Even Linear’s co-founder, Tuomas Artman, acknowledges: “Conflicts almost never happen.” That’s true for their use case, but it’s not generalizable to applications with higher write contention or more complex business logic.

This tension between performance and correctness mirrors challenges in balancing rich domain models against performance at scale, you can’t have both maximum speed and perfect consistency without significant engineering investment.

The Physics Argument

One commenter raised a critical point: “You can absolutely create a traditional CRUD app where doing the same thing takes more like 30ms, not 300ms.” The argument is that a well-optimized backend within 10ms RTT of users can render responses within 10ms. Orchestrating multiple edge regions can cover most of the world’s population with sub-100ms latency.

Aaron Boodman (creator of Replicache and Zero, the closest open-source analogs to Linear’s approach) pushed back: “The only AWS region < 10ms away from us-east-1 is us-east-2. us-west-1 is 60ms away. eu-central-1 is 100ms away. Asia is 200ms away. And this is datacenter-to-datacenter traffic. Actual latency over the public internet to residential providers is far worse.”

The physics is brutal. The speed of light imposes a minimum ~200ms round trip for users in Asia hitting US servers. No amount of backend optimization can erase that. You either accept quarter-second commits for most users or embrace eventual consistency.

What This Means for Your Architecture

Most applications don’t need a custom sync engine. Libraries like Tanstack Query and SWR can get surprisingly close with optimistic updates for most use cases:

// optimistic mutation with SWR
mutate(
  `/api/issues/${issue.id}`,
  { ...issue, title: "Faster app launch" },
  false
);

The key idea is simple: UI responsiveness should not depend on network latency. Users perceive speed based on how quickly the interface reacts, not how quickly the server responds.
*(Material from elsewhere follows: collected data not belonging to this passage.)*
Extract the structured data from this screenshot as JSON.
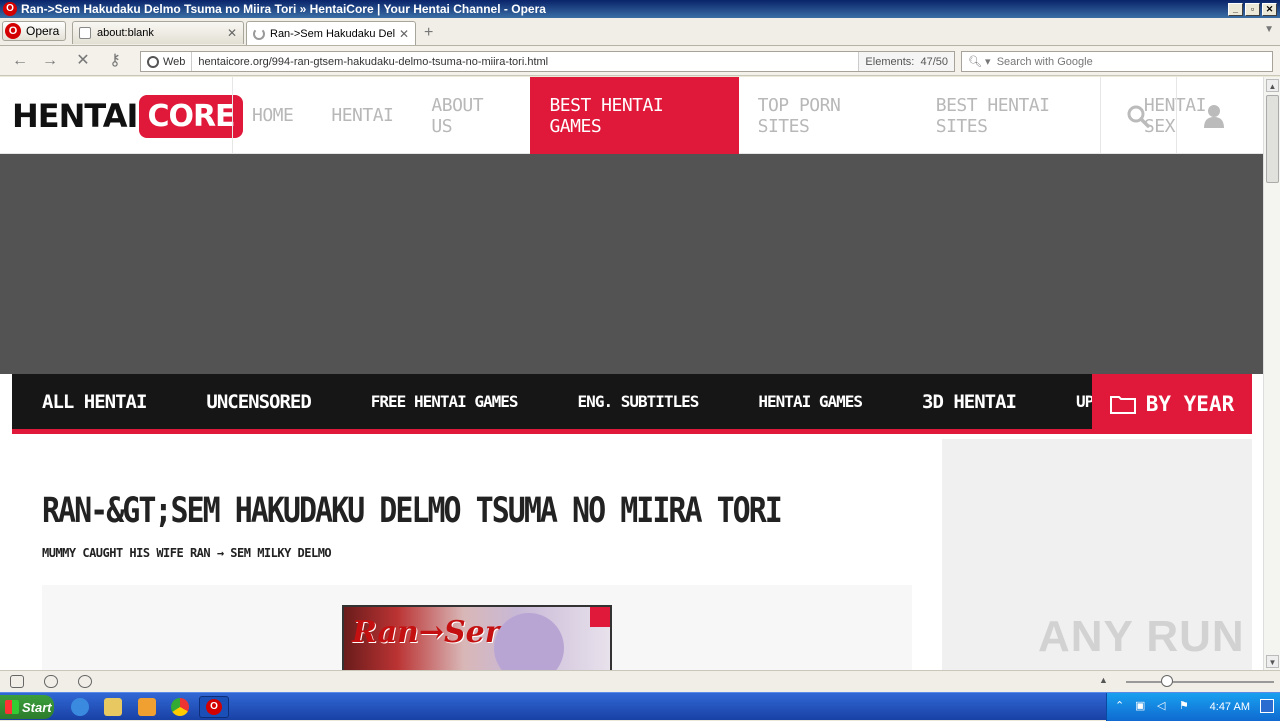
{
  "window": {
    "title": "Ran->Sem Hakudaku Delmo Tsuma no Miira Tori » HentaiCore | Your Hentai Channel - Opera",
    "controls": [
      "_",
      "▫",
      "✕"
    ]
  },
  "tabs": {
    "menu_label": "Opera",
    "items": [
      {
        "label": "about:blank",
        "active": false
      },
      {
        "label": "Ran->Sem Hakudaku Del...",
        "active": true
      }
    ],
    "new_tab_glyph": "+",
    "scroll_glyph": "▼"
  },
  "address_bar": {
    "web_label": "Web",
    "url": "hentaicore.org/994-ran-gtsem-hakudaku-delmo-tsuma-no-miira-tori.html",
    "elements_label": "Elements:",
    "elements_value": "47/50",
    "search_placeholder": "Search with Google"
  },
  "site": {
    "logo_left": "HENTAI",
    "logo_right": "CORE",
    "nav": [
      "HOME",
      "HENTAI",
      "ABOUT US",
      "BEST HENTAI GAMES",
      "TOP PORN SITES",
      "BEST HENTAI SITES",
      "HENTAI SEX"
    ],
    "nav_active_index": 3,
    "categories": [
      "ALL HENTAI",
      "UNCENSORED",
      "FREE HENTAI GAMES",
      "ENG. SUBTITLES",
      "HENTAI GAMES",
      "3D HENTAI",
      "UPCOMING"
    ],
    "by_year_label": "BY YEAR",
    "post_title": "RAN-&GT;SEM HAKUDAKU DELMO TSUMA NO MIIRA TORI",
    "post_subtitle": "MUMMY CAUGHT HIS WIFE RAN → SEM MILKY DELMO",
    "cover_text": "Ran→Sem",
    "accent_color": "#e0183a",
    "dark_color": "#161616"
  },
  "watermark": "ANY RUN",
  "taskbar": {
    "start_label": "Start",
    "clock": "4:47 AM"
  }
}
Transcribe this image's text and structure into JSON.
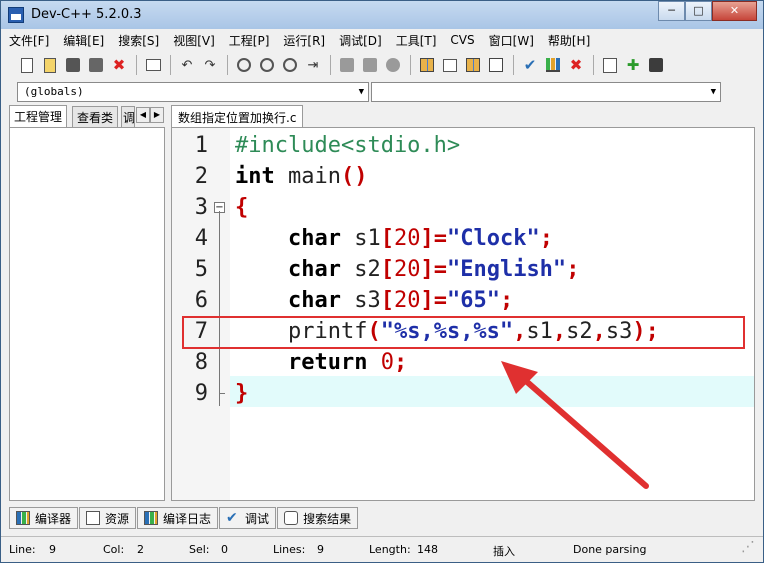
{
  "window": {
    "title": "Dev-C++ 5.2.0.3",
    "controls": [
      "─",
      "□",
      "✕"
    ]
  },
  "menu": [
    "文件[F]",
    "编辑[E]",
    "搜索[S]",
    "视图[V]",
    "工程[P]",
    "运行[R]",
    "调试[D]",
    "工具[T]",
    "CVS",
    "窗口[W]",
    "帮助[H]"
  ],
  "toolbar_icons": [
    "new-file-icon",
    "open-icon",
    "save-icon",
    "save-all-icon",
    "close-file-icon",
    "print-icon",
    "undo-icon",
    "redo-icon",
    "find-icon",
    "replace-icon",
    "find-next-icon",
    "goto-line-icon",
    "bookmark-icon",
    "toggle-bookmark-icon",
    "indent-icon",
    "new-project-icon",
    "class-icon",
    "project-options-icon",
    "layout-icon",
    "compile-icon",
    "run-icon",
    "compile-run-icon",
    "rebuild-icon",
    "debug-icon",
    "stop-icon"
  ],
  "dropdowns": {
    "class": "(globals)",
    "member": ""
  },
  "left_tabs": [
    "工程管理",
    "查看类",
    "调"
  ],
  "file_tab": "数组指定位置加换行.c",
  "code_lines": [
    {
      "n": "1",
      "text": "#include<stdio.h>"
    },
    {
      "n": "2",
      "text": "int main()"
    },
    {
      "n": "3",
      "text": "{"
    },
    {
      "n": "4",
      "text": "    char s1[20]=\"Clock\";"
    },
    {
      "n": "5",
      "text": "    char s2[20]=\"English\";"
    },
    {
      "n": "6",
      "text": "    char s3[20]=\"65\";"
    },
    {
      "n": "7",
      "text": "    printf(\"%s,%s,%s\",s1,s2,s3);"
    },
    {
      "n": "8",
      "text": "    return 0;"
    },
    {
      "n": "9",
      "text": "}"
    }
  ],
  "bottom_tabs": [
    "编译器",
    "资源",
    "编译日志",
    "调试",
    "搜索结果"
  ],
  "status": {
    "line_label": "Line:",
    "line_value": "9",
    "col_label": "Col:",
    "col_value": "2",
    "sel_label": "Sel:",
    "sel_value": "0",
    "lines_label": "Lines:",
    "lines_value": "9",
    "length_label": "Length:",
    "length_value": "148",
    "mode": "插入",
    "parse": "Done parsing"
  },
  "colors": {
    "keyword": "#000000",
    "preprocessor": "#2e8b57",
    "string": "#1e2fa8",
    "symbol": "#c00000",
    "active_line": "#e2fbfb",
    "annotation": "#e03030"
  }
}
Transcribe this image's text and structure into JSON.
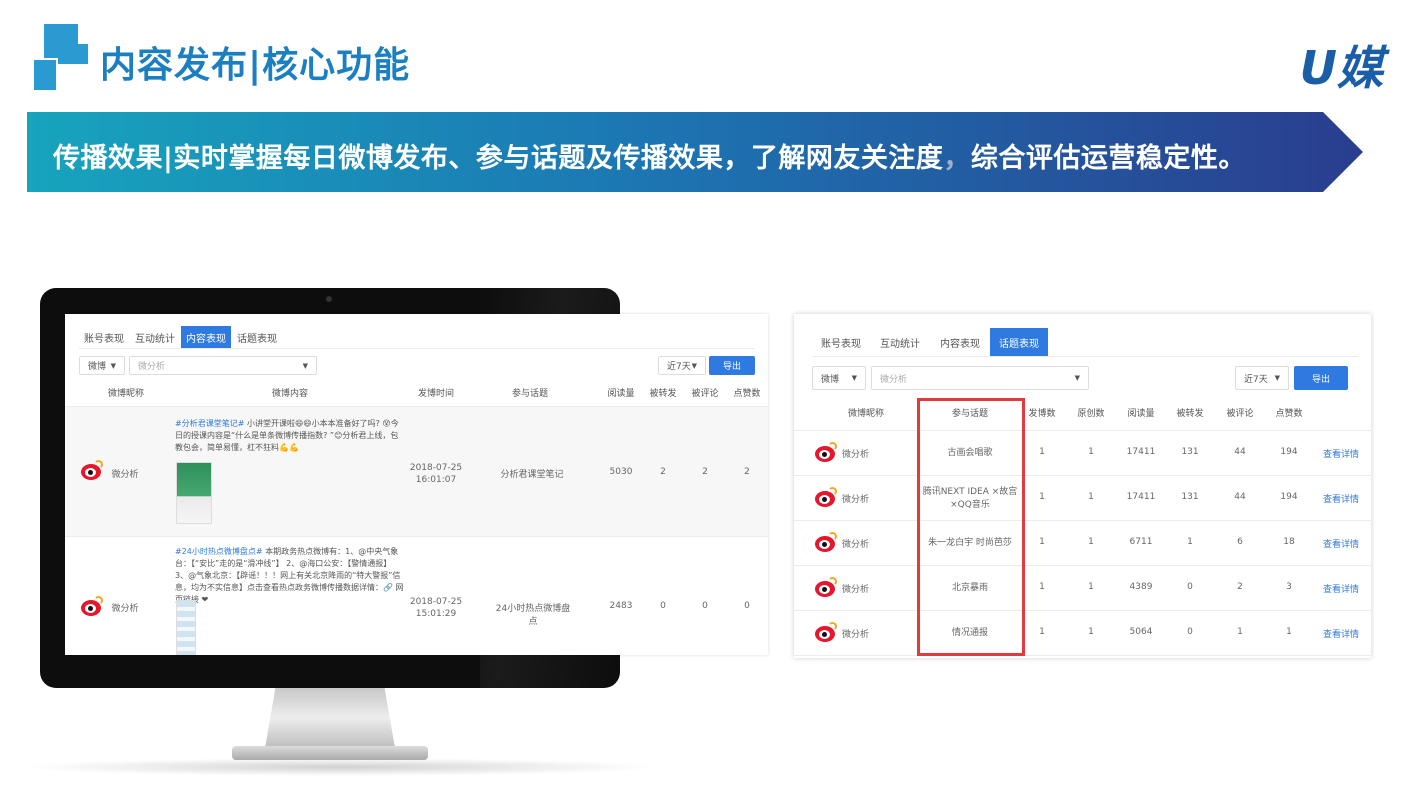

The patterns that produce Linear’s speed are:

• Eliminate unnecessary network requests through local state everywhere possible
• Optimistic updates with proper rollback handling
• Granular observable re-rendering so changes affect only what changed
• Lazy hydration of data, just like code splitting
• Aggressive preloading of everything the user will need next
• Drop legacy support, the compatibility tax is enormous

The hard part isn’t the implementation. It’s the dedication to the craft over years as the codebase matures, expands, and pushes up against new constraints.

If you’re building high-performance systems, consider whether your application genuinely needs strong consistency for every interaction. For project management tools, collaborative documents, and many CRUD applications, the answer is increasingly “no.” Embracing performance-first engineering vs. architectural crutches might mean rethinking your fundamental assumptions about where data lives.

The lesson isn’t that you should build a custom sync engine. The lesson is that the network is the enemy, and the best way to win against it is to engineer around it entirely. The user shouldn’t know you made a request. They should just see the result.